There is a certain helplessness that you feel as a parent knowing that your child is terminally ill and that there is nothing you can do about it, but pray. It makes you closer to God. However, it also makes you vulnerable to many of the scams out there. There are parasites in our society who do not have any moral or ethical values waiting to pounce upon people during their time of desperation, and their main tool is the Internet. The world of the Internet is filled with scams, and the lowest of the lowest among these scams are the pay-to-pray scams.
The Attorney General’s office of Washington received its first letter of complaint against the Christian Prayer Center in the year 2014, from a family that was furious and heartbroken.
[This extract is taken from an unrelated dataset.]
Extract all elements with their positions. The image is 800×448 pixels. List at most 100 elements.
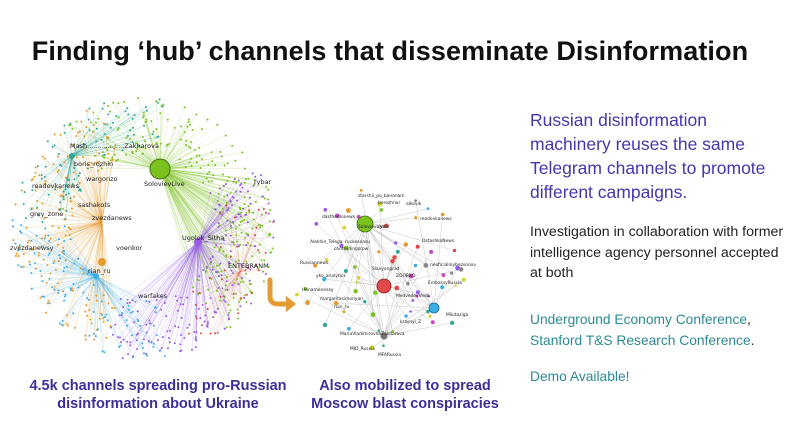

The letter/complaint was rejected because of insufficient information. Then they got a detailed letter from the family stating how the Christian Prayer Center took advantage of their vulnerable situation to make money. According to the letter, they came upon the website christianprayercenter.com (English version) and oracioncristiana.org (Spanish version) while looking for hope for their terminally ill child. The website said thousands of people will pray for them for a small amount of money. The site contained testimonials from hundreds of people, and there was also an official pastor representing the site. The family, willing to grasp all the straws they could find, sent $35 to the Christian Prayer Center to pray for their ailing child. It was when the father of the child noticed his credit card getting charged again and again by the Center without his approval that he realized something was amiss. Upon further investigation, he realized it was a scam, and contacted the Attorney General’s office.
Daniel Davies, the Assistant Attorney General, said the testimonials on the site were fake, and the pastor was a sham. The Court has ordered the owner of the website to pay a sum of $7 million in compensation to the thousands of people who got duped by the site. The Attorney General’s office announced the settlement last week. The statement said, Benjamin Rogovy, a businessman from Seattle, and the Christian Prayer Center, posted fake testimonials on the site to attract people. The Christian Prayer Center scam is just one among the three that is addressed in the settlement.
As of now, the website has been shut down, and Benjamin Rogovy warned that he will have to pay an additional $1 million in civil penalties if he does not stop engaging in deceptive and unfair business practices.
Bob Ferguson, Washington Attorney General, said that he believes in the power of prayer. However, he will not tolerate unlawful business practices that take advantage of faith to make quick money.